Toyota first came under fire in 2009, when authorities released an audio recording of a 911 call from CHP Officer Mark Saylor’s as his Lexus began to accelerate on its own. The car reached speeds of 125 miles per hour before it crashed, killing Saylor and three other occupants. Three years later, Toyota admitted that it misled the public, and recalled 9.3 million vehicles worldwide.

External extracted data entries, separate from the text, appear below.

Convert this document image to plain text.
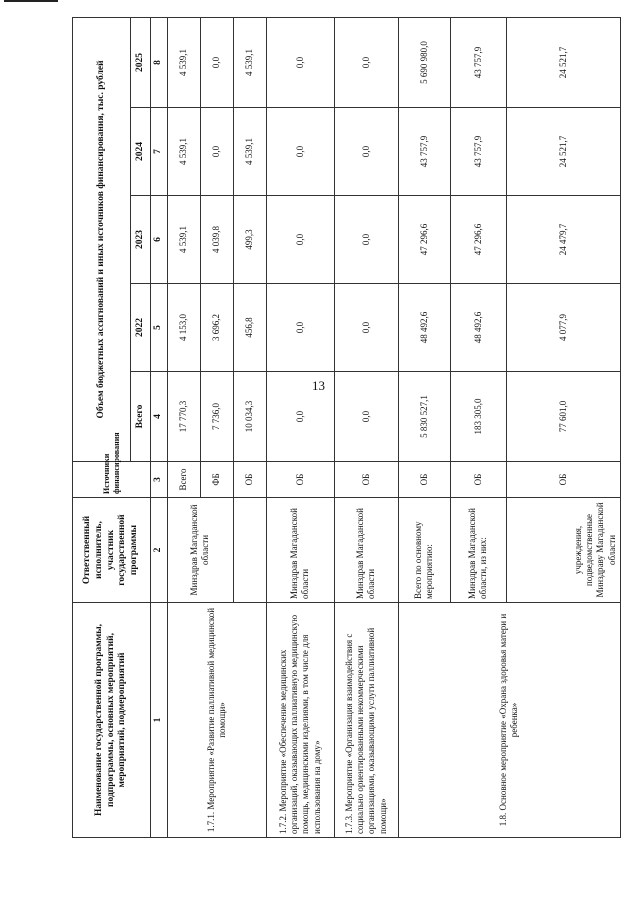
13
Наименование государственной программы, подпрограммы, основных мероприятий, мероприятий, подмероприятий	Ответственный исполнитель, участник государственной программы	Источники финансирования	Объем бюджетных ассигнований и иных источников финансирования, тыс. рублей				
			Всего	2022	2023	2024	2025
1	2	3	4	5	6	7	8
1.7.1. Мероприятие «Развитие паллиативной медицинской помощи»	Минздрав Магаданской области	Всего	17 770,3	4 153,0	4 539,1	4 539,1	4 539,1
		ФБ	7 736,0	3 696,2	4 039,8	0,0	0,0
		ОБ	10 034,3	456,8	499,3	4 539,1	4 539,1
1.7.2. Мероприятие «Обеспечение медицинских организаций, оказывающих паллиативную медицинскую помощь, медицинскими изделиями, в том числе для использования на дому»	Минздрав Магаданской области	ОБ	0,0	0,0	0,0	0,0	0,0
1.7.3. Мероприятие «Организация взаимодействия с социально ориентированными некоммерческими организациями, оказывающими услуги паллиативной помощи»	Минздрав Магаданской области	ОБ	0,0	0,0	0,0	0,0	0,0
1.8. Основное мероприятие «Охрана здоровья матери и ребенка»	Всего по основному мероприятию:	ОБ	5 830 527,1	48 492,6	47 296,6	43 757,9	5 690 980,0
	Минздрав Магаданской области, из них:	ОБ	183 305,0	48 492,6	47 296,6	43 757,9	43 757,9
	учреждения, подведомственные Минздраву Магаданской области	ОБ	77 601,0	4 077,9	24 479,7	24 521,7	24 521,7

The Takata airbag recall, which involved 10 of the world’s biggest automakers and at least 17 million cars sold around the world, is undoubtedly the recall action with the largest scope. Between 2000 and 2008, Japanese automotive supplier Takata manufactured airbags that when affected by moisture could deploy with excessive force. If the airbag explodes with sufficient force,it can shatter the metal housing and shower the interior of the vehicle with metal shrapnel.
A report in the New York Times alleged that both Takata and Honda knew about the potentially airbag problem as early as 2004 but failed to report their findings to the NHTSA. The U.S. government fined Honda $70 million, and Takata $14,000 for each day of not cooperating with the federal investigators. While all 10 automakers have been working to resolve the issue, it’s estimated that as many as 30 million cars globally could carry the lethal airbags.

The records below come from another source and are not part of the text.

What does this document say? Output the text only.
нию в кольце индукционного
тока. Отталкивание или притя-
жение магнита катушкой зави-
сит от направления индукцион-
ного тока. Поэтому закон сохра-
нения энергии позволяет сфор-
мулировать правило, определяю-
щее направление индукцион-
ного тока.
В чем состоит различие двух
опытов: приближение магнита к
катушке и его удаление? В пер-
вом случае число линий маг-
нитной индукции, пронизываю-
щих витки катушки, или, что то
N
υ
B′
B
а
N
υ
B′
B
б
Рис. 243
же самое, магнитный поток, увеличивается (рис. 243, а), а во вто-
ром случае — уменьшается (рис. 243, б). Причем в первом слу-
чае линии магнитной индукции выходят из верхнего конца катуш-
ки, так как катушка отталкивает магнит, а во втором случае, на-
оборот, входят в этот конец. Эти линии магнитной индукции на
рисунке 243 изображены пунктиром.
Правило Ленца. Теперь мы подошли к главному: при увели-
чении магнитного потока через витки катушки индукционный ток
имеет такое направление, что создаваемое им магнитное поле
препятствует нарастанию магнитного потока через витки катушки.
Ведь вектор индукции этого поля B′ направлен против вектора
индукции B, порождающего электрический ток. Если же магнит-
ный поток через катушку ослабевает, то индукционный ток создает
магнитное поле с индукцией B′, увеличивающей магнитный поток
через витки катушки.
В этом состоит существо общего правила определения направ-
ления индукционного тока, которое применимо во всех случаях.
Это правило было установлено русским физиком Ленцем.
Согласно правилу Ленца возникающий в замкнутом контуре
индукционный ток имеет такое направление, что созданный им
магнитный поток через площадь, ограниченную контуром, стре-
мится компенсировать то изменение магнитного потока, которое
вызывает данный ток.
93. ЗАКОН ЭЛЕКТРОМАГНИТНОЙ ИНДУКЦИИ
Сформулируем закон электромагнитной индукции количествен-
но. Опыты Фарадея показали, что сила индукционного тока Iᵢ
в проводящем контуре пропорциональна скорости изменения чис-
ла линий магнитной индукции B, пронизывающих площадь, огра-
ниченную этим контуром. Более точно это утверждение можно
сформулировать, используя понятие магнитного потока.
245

Chevy Cobalt Ignition Recall
The Chevy Cobalt may well live on in infamy due to its faulty ignition switch that could cause the car to turn off the engine at speed, which would then deactivate safety systems like airbags and anti-lock brakes, and lead to potentially fatal accidents.
GM knew about the defective ignition switch as early as 2004 but determined that it would be too costly to fix. When it did decide to address the issue in 2006, GM went so far as to replace the defective part with an updated one with the same part number, effectively covering up the problem. After nine years and 13 deaths, GM finally was forced into recalling 2.6 million effected Cobalt and the nearly identical Pontiac G5 models.
Volkwagen Diesel Engine Software Scandal
The Volkswagen software scandal one is just starting and there are new facts emerging each day. How many people were involved, were there other companies involved, and just exactly how widespread this type of cheat software is in the automobile industry remains to be seen. Our prediction is that when all is said and done it will be larger than any of the other scandals listed above.